Don’t politicise herders, farmers’ clashes – Shekarau

Former governor of Kano state, Malam Ibrahim Shekarau, yesterday, warned against playing politics with the farmers, herdsmen’s clashes, noting that the issue “portends big danger for the country.” Addressing journalists at the Sir Ahmadu Bello Memorial Foundation’s two-day Security Roundtable on the Herdsmen, Farmers’ Conflict, the former education minister described the brewing crises between herdsmen and farmers, including other social vices, as a matter of life and death which should not be politicized.

The summit aimed at finding lasting solution to the farmers/ herders clashes and other similar communal conflicts across the country, including kidnapping and rural banditry in the north. He said: “Part of the guidelines to address this issue is to be nonpolitical and non-partisan.

We will not allow anybody to politicise this matter, it is a matter of life and death, people are losing lives and properties are being lost, so which politics are you playing?

“If you want to come and govern people, if the people are dying and their properties, their houses are being burnt, who are you coming to govern? So, this issue is very important to resolve.” Shekarau, who is Secretary, Board of Trustees of the Foundation, said the crises “bedevilling Nigeria, if not resolved, will only increase poverty and further collapse the economy, as there may be no peaceful buying and selling in the country.

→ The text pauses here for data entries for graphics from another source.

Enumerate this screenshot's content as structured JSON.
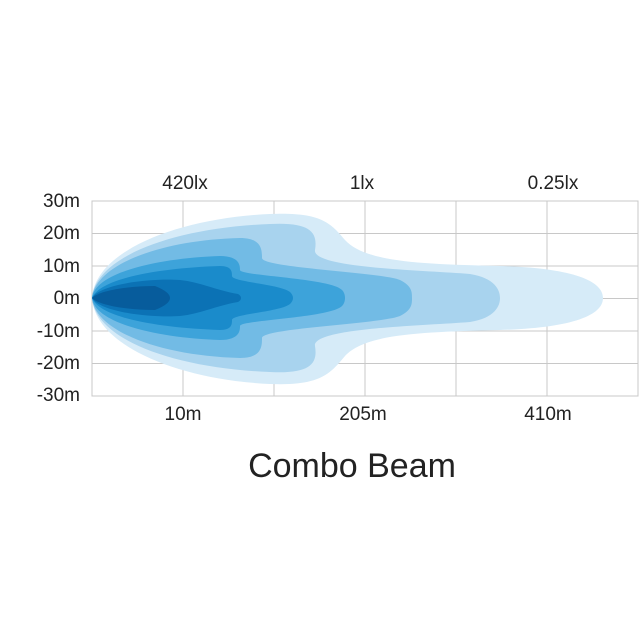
{
  "title": "Combo Beam",
  "top_labels": [
    "420lx",
    "1lx",
    "0.25lx"
  ],
  "y_labels": [
    "30m",
    "20m",
    "10m",
    "0m",
    "-10m",
    "-20m",
    "-30m"
  ],
  "x_labels": [
    "10m",
    "205m",
    "410m"
  ]
}
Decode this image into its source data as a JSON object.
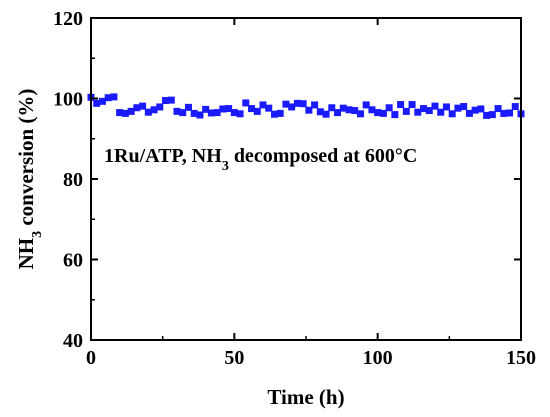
{
  "chart_data": {
    "type": "scatter",
    "xlabel": "Time (h)",
    "ylabel": {
      "pre": "NH",
      "sub": "3",
      "post": " conversion (%)"
    },
    "annotation": {
      "pre": "1Ru/ATP, NH",
      "sub": "3",
      "post": " decomposed at 600°C"
    },
    "xlim": [
      0,
      150
    ],
    "ylim": [
      40,
      120
    ],
    "xticks": [
      0,
      50,
      100,
      150
    ],
    "yticks": [
      40,
      60,
      80,
      100,
      120
    ],
    "grid": false,
    "marker_color": "#1a1aff",
    "series": [
      {
        "x": [
          0,
          2,
          4,
          6,
          8,
          10,
          12,
          14,
          16,
          18,
          20,
          22,
          24,
          26,
          28,
          30,
          32,
          34,
          36,
          38,
          40,
          42,
          44,
          46,
          48,
          50,
          52,
          54,
          56,
          58,
          60,
          62,
          64,
          66,
          68,
          70,
          72,
          74,
          76,
          78,
          80,
          82,
          84,
          86,
          88,
          90,
          92,
          94,
          96,
          98,
          100,
          102,
          104,
          106,
          108,
          110,
          112,
          114,
          116,
          118,
          120,
          122,
          124,
          126,
          128,
          130,
          132,
          134,
          136,
          138,
          140,
          142,
          144,
          146,
          148,
          150
        ],
        "y": [
          100.3,
          98.8,
          99.3,
          100.2,
          100.4,
          96.5,
          96.3,
          96.8,
          97.7,
          98.1,
          96.6,
          97.2,
          97.9,
          99.5,
          99.6,
          96.8,
          96.5,
          97.8,
          96.3,
          95.9,
          97.3,
          96.4,
          96.5,
          97.4,
          97.5,
          96.5,
          96.2,
          98.9,
          97.5,
          96.8,
          98.4,
          97.6,
          96.1,
          96.3,
          98.6,
          97.9,
          98.8,
          98.7,
          97.1,
          98.4,
          96.7,
          96.1,
          97.7,
          96.5,
          97.6,
          97.2,
          97.0,
          96.2,
          98.4,
          97.2,
          96.5,
          96.3,
          97.7,
          96.0,
          98.5,
          96.8,
          98.5,
          96.6,
          97.5,
          97.0,
          98.1,
          96.6,
          97.9,
          96.2,
          97.6,
          98.0,
          96.3,
          97.1,
          97.4,
          95.8,
          96.0,
          97.5,
          96.3,
          96.4,
          98.0,
          96.2
        ]
      }
    ]
  }
}
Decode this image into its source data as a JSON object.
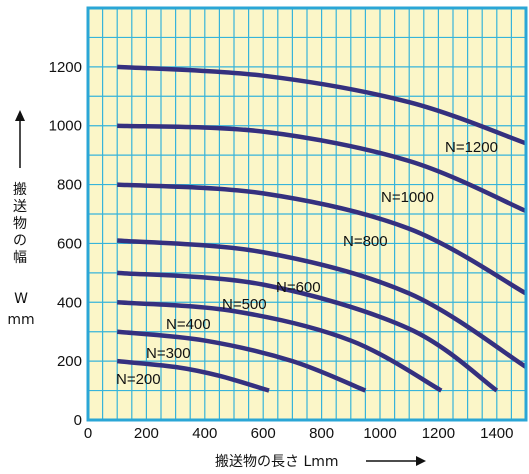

“This will affect the economy, because if there is no peace, there will be no peaceful buying and selling and poverty will increase. So, it is a very serious matter and we are very much concerned here at Sir Ahmadu Bello Memorial Foundation. “It is one of the greatest legacies of Sir Ahmadu Bello, which is to unite people, and he travelled far and near. There was no conflict no matter how small that Ahmadu Bello will not even go there to reconcile the matter.

This is exactly what we want to uphold and to encourage.” Drawing a link between farmers, herders’ clashes and unity of the country, the ex-governor said both are interconnected and one would easily affect the other.

“If there is suspicion, herdsmen being suspected, farmers being suspected to the point of killing, then it could cause conflict. As a trained teacher and guidance counsellor, I know 90 per cent of conflict is as a result of suspicion. “When any group or any individual suspects that he is being denied his right and nothing is being done, people take the law into their hands.

And this is partly the reason government must see this thing as its own business totally, and the communities, traditional institutions, local government and various organisations, everybody must own it up. “It’s not just the issue of herdsmen and farmers, you can see in some communities, it has degenerated into tribal. Very soon, some people will make it like religious, and therefore it becomes a problem of the country.”